When your job involves managing an IT operations platform like OpsRamp, you face unique challenges. Thousands of customers rely on OpsRamp to manage their business critical apps and infrastructure. Each day, we manage new devices, infrastructure services and IT tools in our platform. And, we need to do this while maintaining a service level availability of 99.99%.
What’s our secret sauce for hyperscale SaaS operations? Well, it's simple. We use the OpsRamp platform to manage our own SaaS scale operations across North America, Europe and Japan.
How does our SaaS Ops team drive platform scalability, reliability and security? OpsRamp ensures the availability and performance of our SaaS platform using dashboards, policies, service desk, knowledge base and integrations.
Dashboards display how the SaaS platform performs at any given time. Our SaaS Ops team sets up different dashboards to understand overall platform health. For example, the US region dashboard shows device count, service availability, and device performance.
Figure 1 - US Region Dashboard
Regional and service level dashboards help us manage platform uptime and performance. Dashboards monitor not just applications but also APIs, big data clusters, and even alerts and tickets! We manage availability for critical services by tracking relevant metrics for device, memory and CPU usage.
Figure 2 - Big Data Cluster Dashboard
Our big data dashboard tracks read and write request latencies, memory use, compaction pending tasks, and top CPU usage devices for the big data cluster (Cassandra, Kafka, Hadoop).
We segregate our SaaS infrastructure with device groups using policies and filters. Each device group's performance is monitored with dashboards. When new devices come onboard, dashboards are automatically updated to reflect the latest infrastructure. Policy based device management ensures that our platform is current and managed all the time.
Figure 3 - Device Groups
OpsRamp’s discovery profiles rapidly onboard devices across global locations. There are discovery profiles for servers, app nodes, subnets and metrics processors. We define schedules for discovery profiles to collect data across different devices at regular intervals.
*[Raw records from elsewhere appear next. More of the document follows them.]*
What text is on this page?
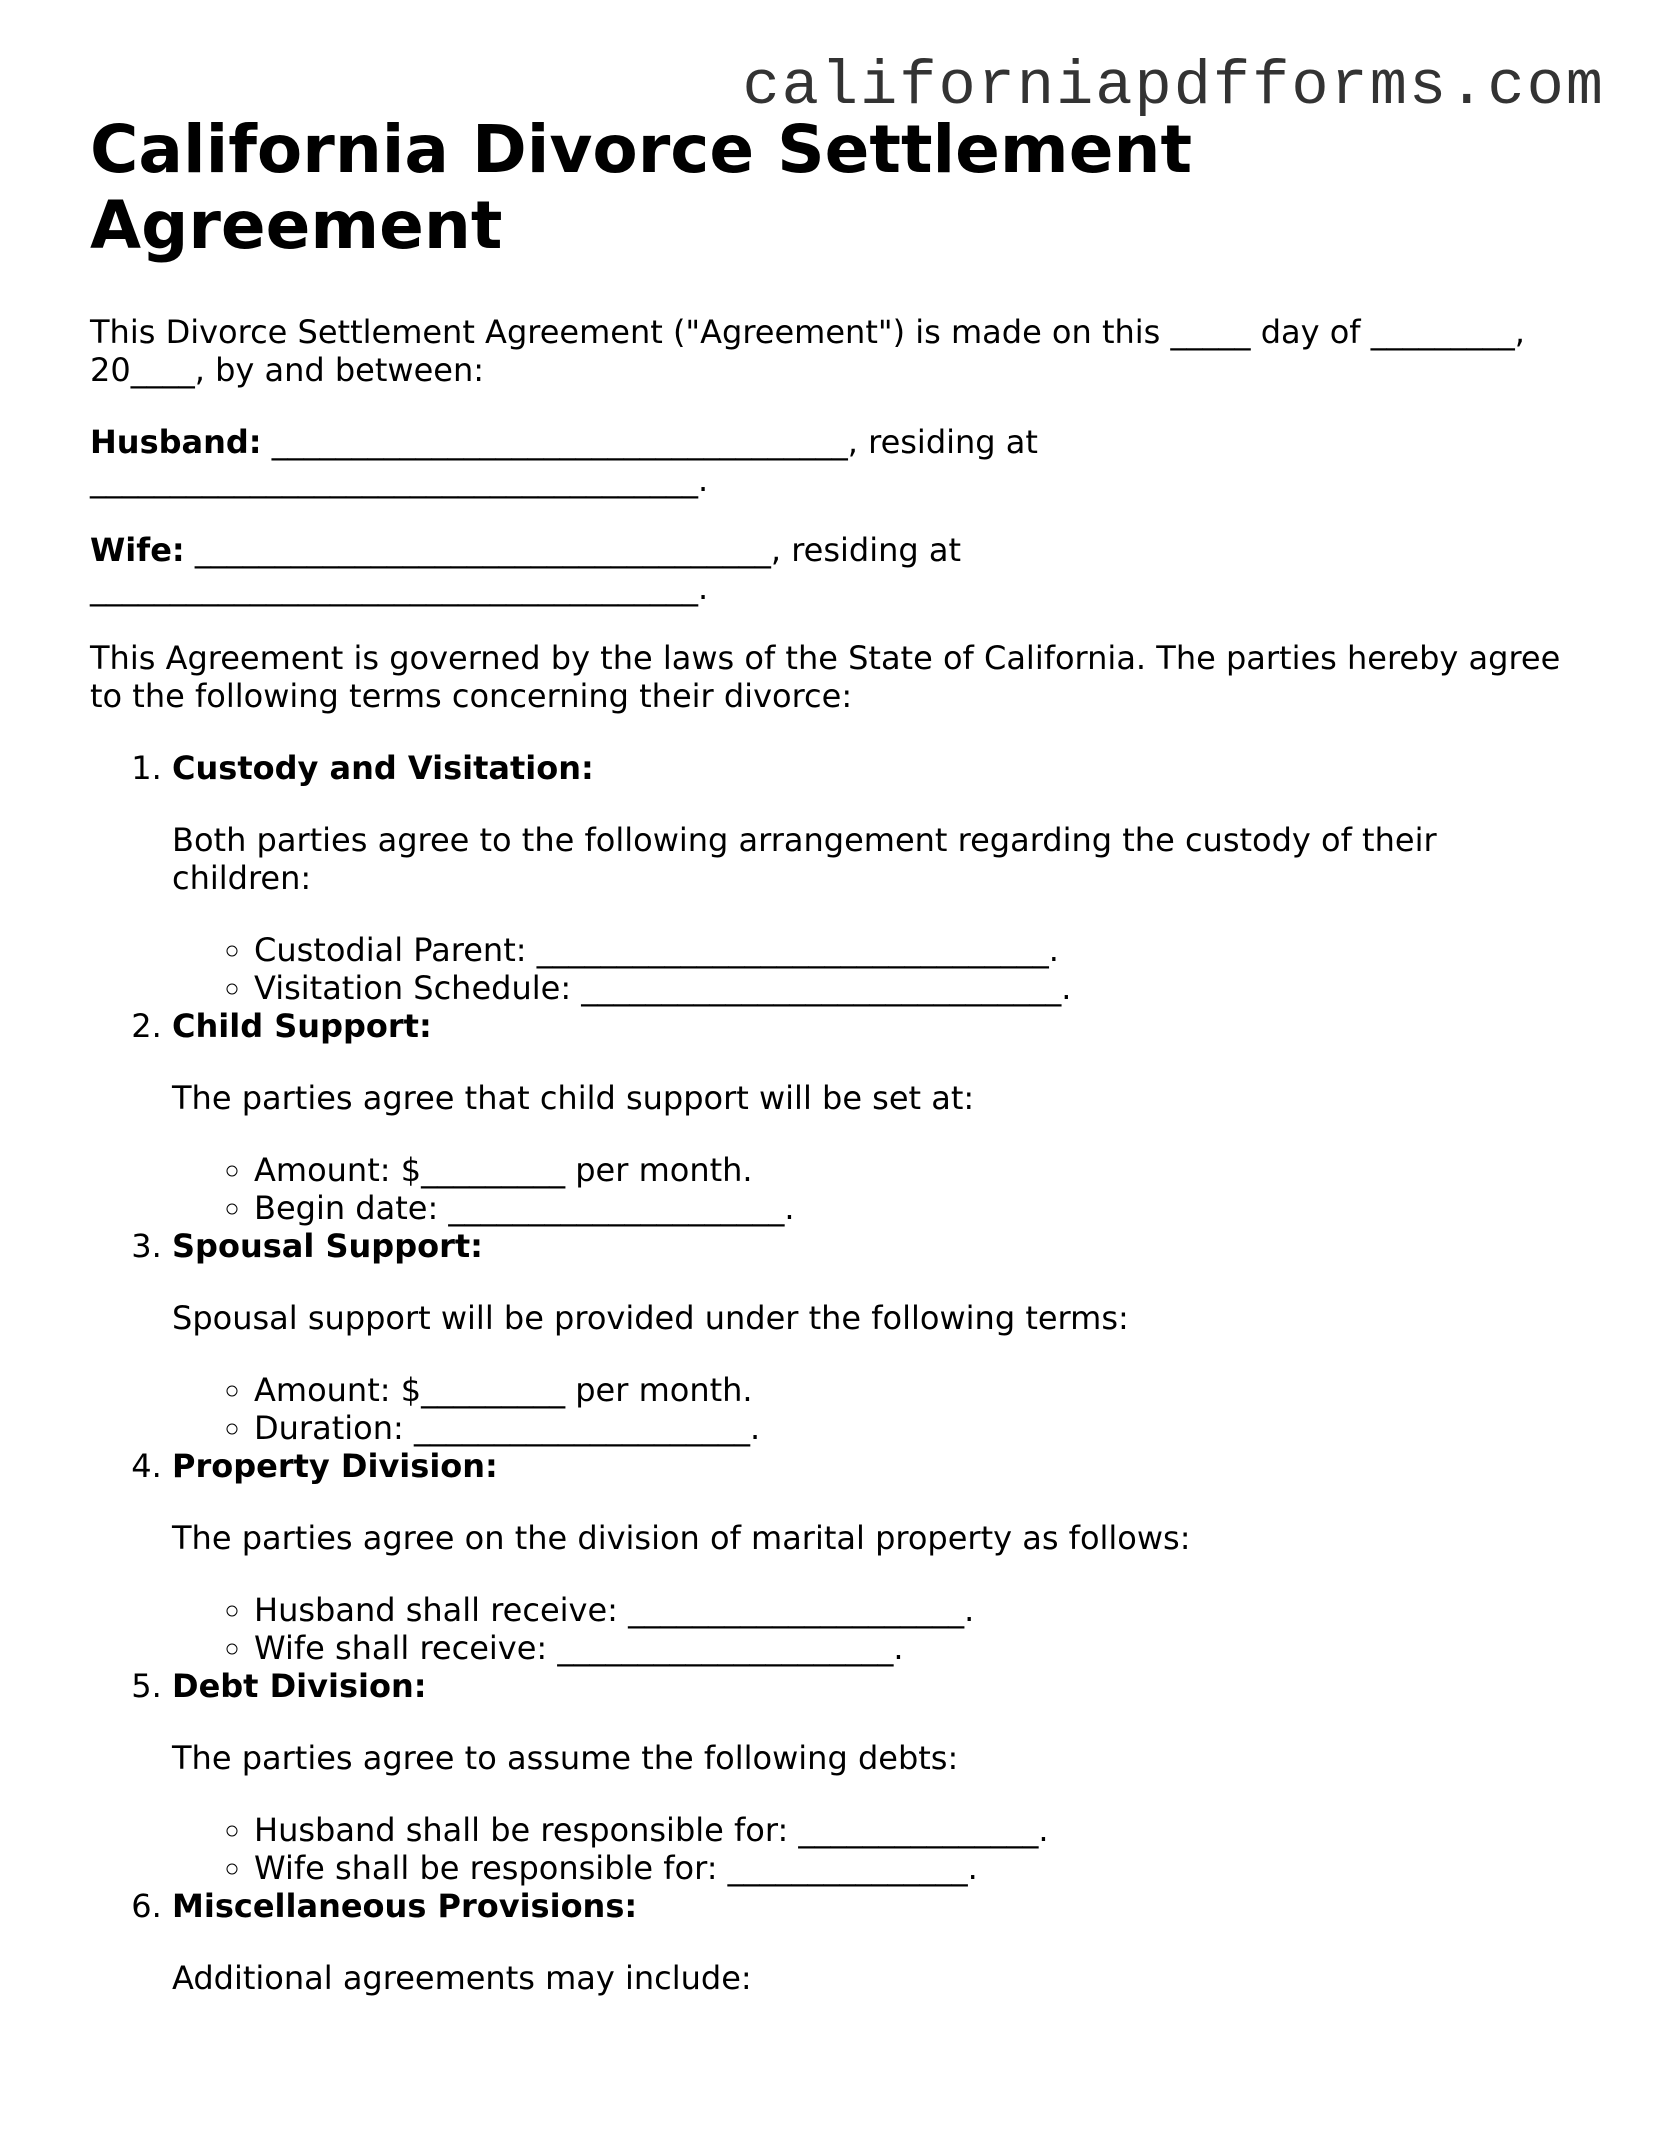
californiapdfforms.com
California Divorce Settlement Agreement

This Divorce Settlement Agreement ("Agreement") is made on this _____ day of _________, 20____, by and between:

Husband: ____________________________________, residing at ______________________________________.

Wife: ____________________________________, residing at ______________________________________.

This Agreement is governed by the laws of the State of California. The parties hereby agree to the following terms concerning their divorce:

1. Custody and Visitation:

Both parties agree to the following arrangement regarding the custody of their children:

◦ Custodial Parent: ________________________________.
◦ Visitation Schedule: ______________________________.
2. Child Support:

The parties agree that child support will be set at:

◦ Amount: $_________ per month.
◦ Begin date: _____________________.
3. Spousal Support:

Spousal support will be provided under the following terms:

◦ Amount: $_________ per month.
◦ Duration: _____________________.
4. Property Division:

The parties agree on the division of marital property as follows:

◦ Husband shall receive: _____________________.
◦ Wife shall receive: _____________________.
5. Debt Division:

The parties agree to assume the following debts:

◦ Husband shall be responsible for: _______________.
◦ Wife shall be responsible for: _______________.
6. Miscellaneous Provisions:

Additional agreements may include:
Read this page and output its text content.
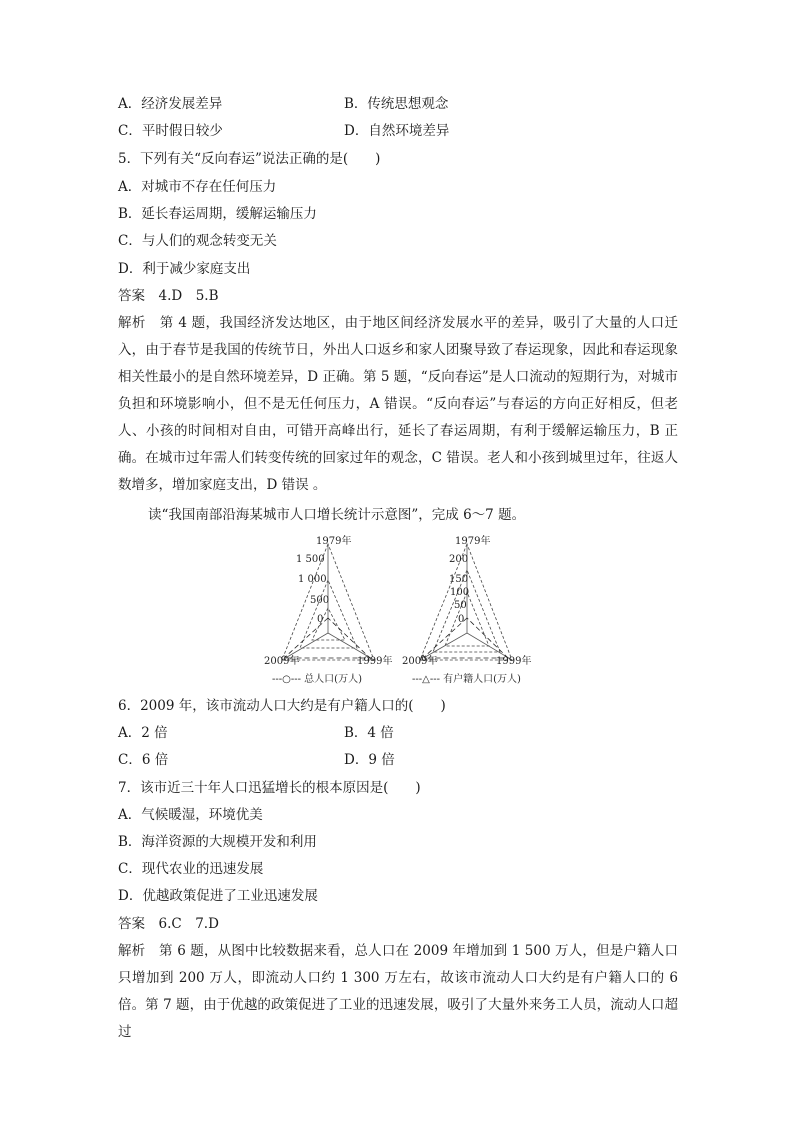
A．经济发展差异	B．传统思想观念
C．平时假日较少	D．自然环境差异
5．下列有关“反向春运”说法正确的是(　　)
A．对城市不存在任何压力
B．延长春运周期，缓解运输压力
C．与人们的观念转变无关
D．利于减少家庭支出
答案　4.D　5.B
解析　第 4 题，我国经济发达地区，由于地区间经济发展水平的差异，吸引了大量的人口迁入，由于春节是我国的传统节日，外出人口返乡和家人团聚导致了春运现象，因此和春运现象相关性最小的是自然环境差异，D 正确。第 5 题，“反向春运”是人口流动的短期行为，对城市负担和环境影响小，但不是无任何压力，A 错误。“反向春运”与春运的方向正好相反，但老人、小孩的时间相对自由，可错开高峰出行，延长了春运周期，有利于缓解运输压力，B 正确。在城市过年需人们转变传统的回家过年的观念，C 错误。老人和小孩到城里过年，往返人数增多，增加家庭支出，D 错误 。
读“我国南部沿海某城市人口增长统计示意图”，完成 6～7 题。
1979年
1 500
1 000
500
0
2009年	1999年
---○--- 总人口(万人)
1979年
200
150
100
50
0
2009年	1999年
---△--- 有户籍人口(万人)
6．2009 年，该市流动人口大约是有户籍人口的(　　)
A．2 倍	B．4 倍
C．6 倍	D．9 倍
7．该市近三十年人口迅猛增长的根本原因是(　　)
A．气候暖湿，环境优美
B．海洋资源的大规模开发和利用
C．现代农业的迅速发展
D．优越政策促进了工业迅速发展
答案　6.C　7.D
解析　第 6 题，从图中比较数据来看，总人口在 2009 年增加到 1 500 万人，但是户籍人口只增加到 200 万人，即流动人口约 1 300 万左右，故该市流动人口大约是有户籍人口的 6 倍。第 7 题，由于优越的政策促进了工业的迅速发展，吸引了大量外来务工人员，流动人口超过
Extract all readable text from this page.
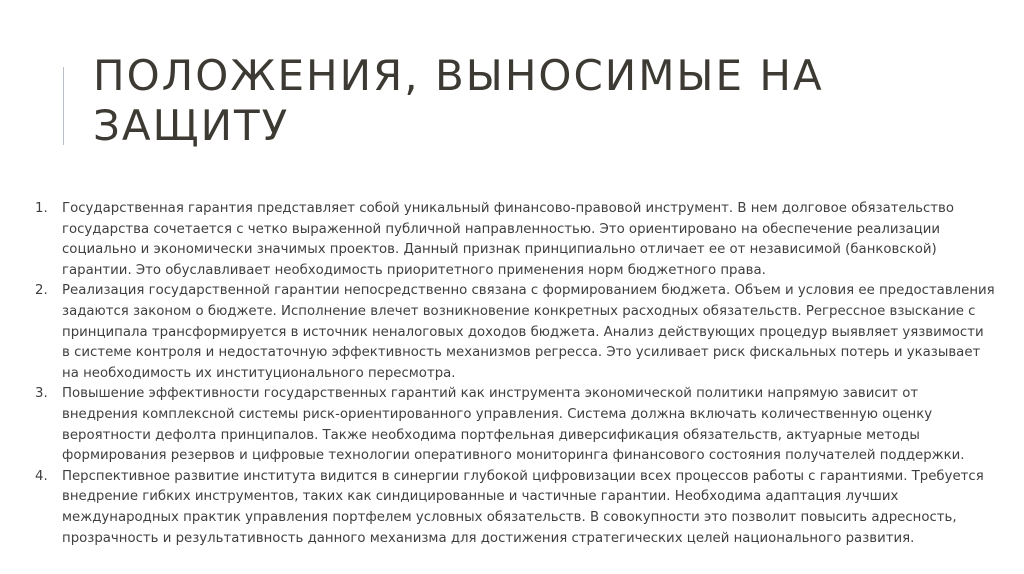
ПОЛОЖЕНИЯ, ВЫНОСИМЫЕ НА ЗАЩИТУ
1. Государственная гарантия представляет собой уникальный финансово-правовой инструмент. В нем долговое обязательство государства сочетается с четко выраженной публичной направленностью. Это ориентировано на обеспечение реализации социально и экономически значимых проектов. Данный признак принципиально отличает ее от независимой (банковской) гарантии. Это обуславливает необходимость приоритетного применения норм бюджетного права.
2. Реализация государственной гарантии непосредственно связана с формированием бюджета. Объем и условия ее предоставления задаются законом о бюджете. Исполнение влечет возникновение конкретных расходных обязательств. Регрессное взыскание с принципала трансформируется в источник неналоговых доходов бюджета. Анализ действующих процедур выявляет уязвимости в системе контроля и недостаточную эффективность механизмов регресса. Это усиливает риск фискальных потерь и указывает на необходимость их институционального пересмотра.
3. Повышение эффективности государственных гарантий как инструмента экономической политики напрямую зависит от внедрения комплексной системы риск-ориентированного управления. Система должна включать количественную оценку вероятности дефолта принципалов. Также необходима портфельная диверсификация обязательств, актуарные методы формирования резервов и цифровые технологии оперативного мониторинга финансового состояния получателей поддержки.
4. Перспективное развитие института видится в синергии глубокой цифровизации всех процессов работы с гарантиями. Требуется внедрение гибких инструментов, таких как синдицированные и частичные гарантии. Необходима адаптация лучших международных практик управления портфелем условных обязательств. В совокупности это позволит повысить адресность, прозрачность и результативность данного механизма для достижения стратегических целей национального развития.
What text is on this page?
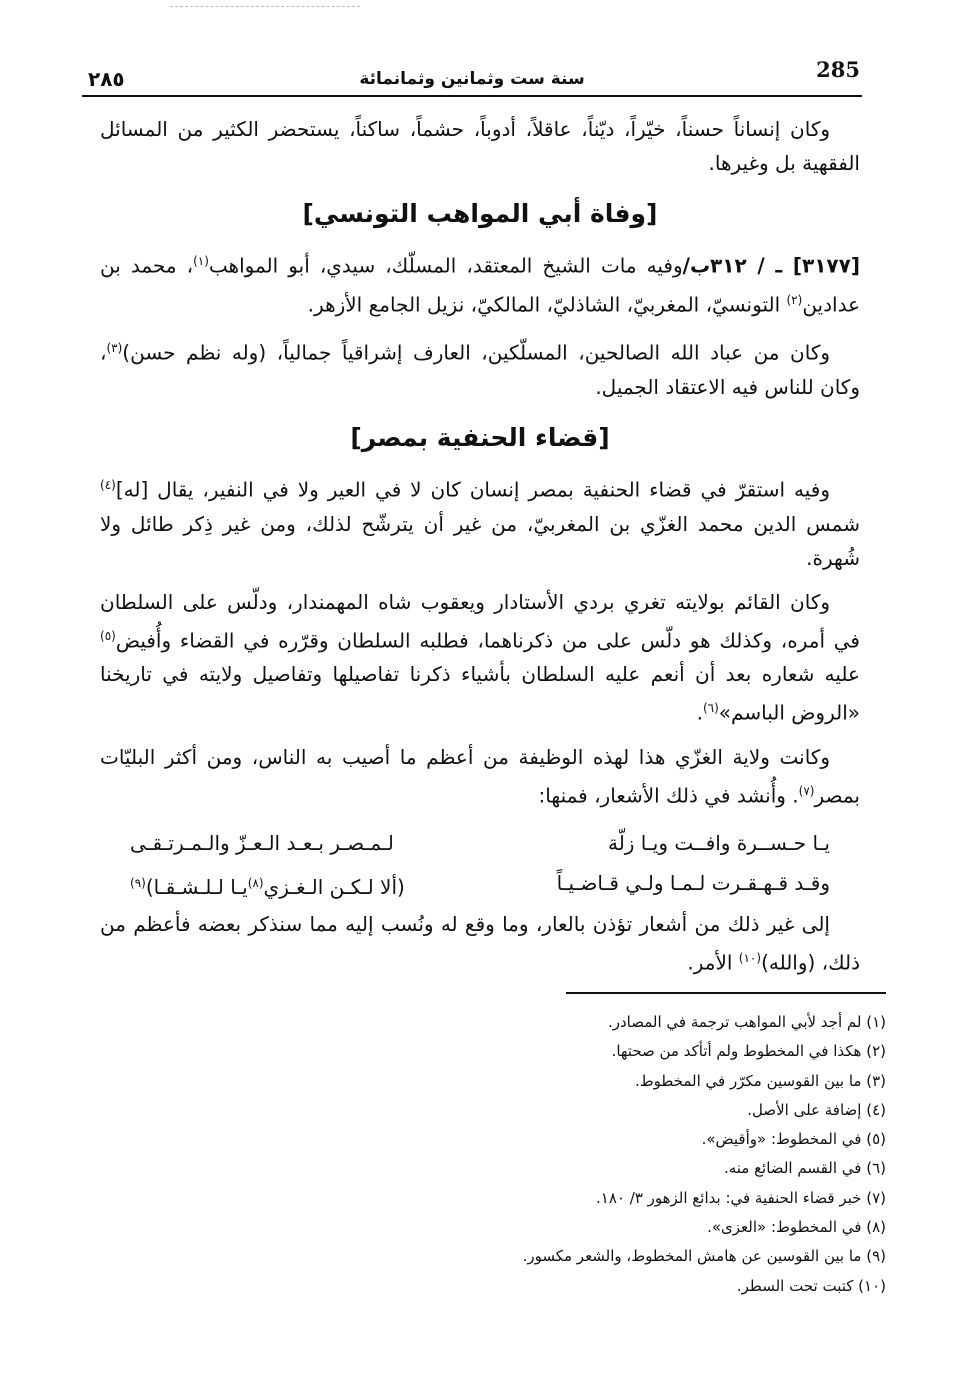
285
سنة ست وثمانين وثمانمائة
٢٨٥

وكان إنساناً حسناً، خيّراً، ديّناً، عاقلاً، أدوباً، حشماً، ساكناً، يستحضر الكثير من المسائل الفقهية بل وغيرها.

[وفاة أبي المواهب التونسي]

[٣١٧٧] ـ / ٣١٢ب/وفيه مات الشيخ المعتقد، المسلّك، سيدي، أبو المواهب$^{(١)}$، محمد بن عدادين$^{(٢)}$ التونسيّ، المغربيّ، الشاذليّ، المالكيّ، نزيل الجامع الأزهر.

وكان من عباد الله الصالحين، المسلّكين، العارف إشراقياً جمالياً، (وله نظم حسن)$^{(٣)}$، وكان للناس فيه الاعتقاد الجميل.

[قضاء الحنفية بمصر]

وفيه استقرّ في قضاء الحنفية بمصر إنسان كان لا في العير ولا في النفير، يقال [له]$^{(٤)}$ شمس الدين محمد الغزّي بن المغربيّ، من غير أن يترشّح لذلك، ومن غير ذِكر طائل ولا شُهرة.

وكان القائم بولايته تغري بردي الأستادار ويعقوب شاه المهمندار، ودلّس على السلطان في أمره، وكذلك هو دلّس على من ذكرناهما، فطلبه السلطان وقرّره في القضاء وأُفيض$^{(٥)}$ عليه شعاره بعد أن أنعم عليه السلطان بأشياء ذكرنا تفاصيلها وتفاصيل ولايته في تاريخنا «الروض الباسم»$^{(٦)}$.

وكانت ولاية الغزّي هذا لهذه الوظيفة من أعظم ما أصيب به الناس، ومن أكثر البليّات بمصر$^{(٧)}$. وأُنشد في ذلك الأشعار، فمنها:

يـا حـســرة وافــت ويـا زلّة
لـمـصـر بـعـد الـعـزّ والـمـرتـقـى
وقـد قـهـقـرت لـمـا ولـي قـاضـيـاً
(ألا لـكـن الـغـزي$^{(٨)}$يـا لـلـشـقـا)$^{(٩)}$

إلى غير ذلك من أشعار تؤذن بالعار، وما وقع له ونُسب إليه مما سنذكر بعضه فأعظم من ذلك، (والله)$^{(١٠)}$ الأمر.

(١) لم أجد لأبي المواهب ترجمة في المصادر.
(٢) هكذا في المخطوط ولم أتأكد من صحتها.
(٣) ما بين القوسين مكرّر في المخطوط.
(٤) إضافة على الأصل.
(٥) في المخطوط: «وأقيض».
(٦) في القسم الضائع منه.
(٧) خبر قضاء الحنفية في: بدائع الزهور ٣/ ١٨٠.
(٨) في المخطوط: «العزى».
(٩) ما بين القوسين عن هامش المخطوط، والشعر مكسور.
(١٠) كتبت تحت السطر.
OpsRamp uses Gateways and Agents to discover device data. Gateways collect hypervisor and network information while Agents gather operating system metrics.
Figure 4 - Discovery & Deployment Policies
Device Management Policies
Device management policies define how to monitor a device. Device management policies apply monitoring templates, knowledge base articles and custom attributes to discovered devices.
Device management policies get triggered whenever a new device gets added. Monitoring templates in OpsRamp automatically manage new devices across their lifecycle.
Figure 5 - Device Management Policies
The alerts tab groups related alerts and creates tickets or change requests to manage issues through resolution. We create alerts manually, where the team processes an alert and creates a ticket. We also create alerts using auto incident policies without human intervention. Auto incident policies create tickets for critical alerts and integrate tickets in our Slack workflow.
Figure 6 - Alert Browser
Service desk helps us manage service requests for the platform. We track conversations, activity logs, recordings, notes, status and alerts for each ticket. The service desk ensures that all our SaaS operations is auditable and traceable.
Figure 7 - Service Desk
We maintain an active knowledge base for platform maintenance. We segregate knowledge base articles for configuration, data management, deployment, standard operating procedures and troubleshooting.
We assign articles to tickets or devices to help our teams respond and resolve issues faster. We are also able to reduce staff training times with searchable knowledge base articles.
Figure 8 - Knowledge Base
Slack is the internal collaboration tool for the Ops team. Our Slack integration lets us view, address and resolve tickets within designated Slack channels. Slack helps us stay on top of application and infrastructure performance for the platform.
Figure 9 - Slack Incident Management Channels
We use Jenkins for all our build deployments. Our Jenkins integration allows us to build and test codebase during release cycles. When we need to deploy a build, we configure Jenkins jobs to trigger automatic alerts in OpsRamp.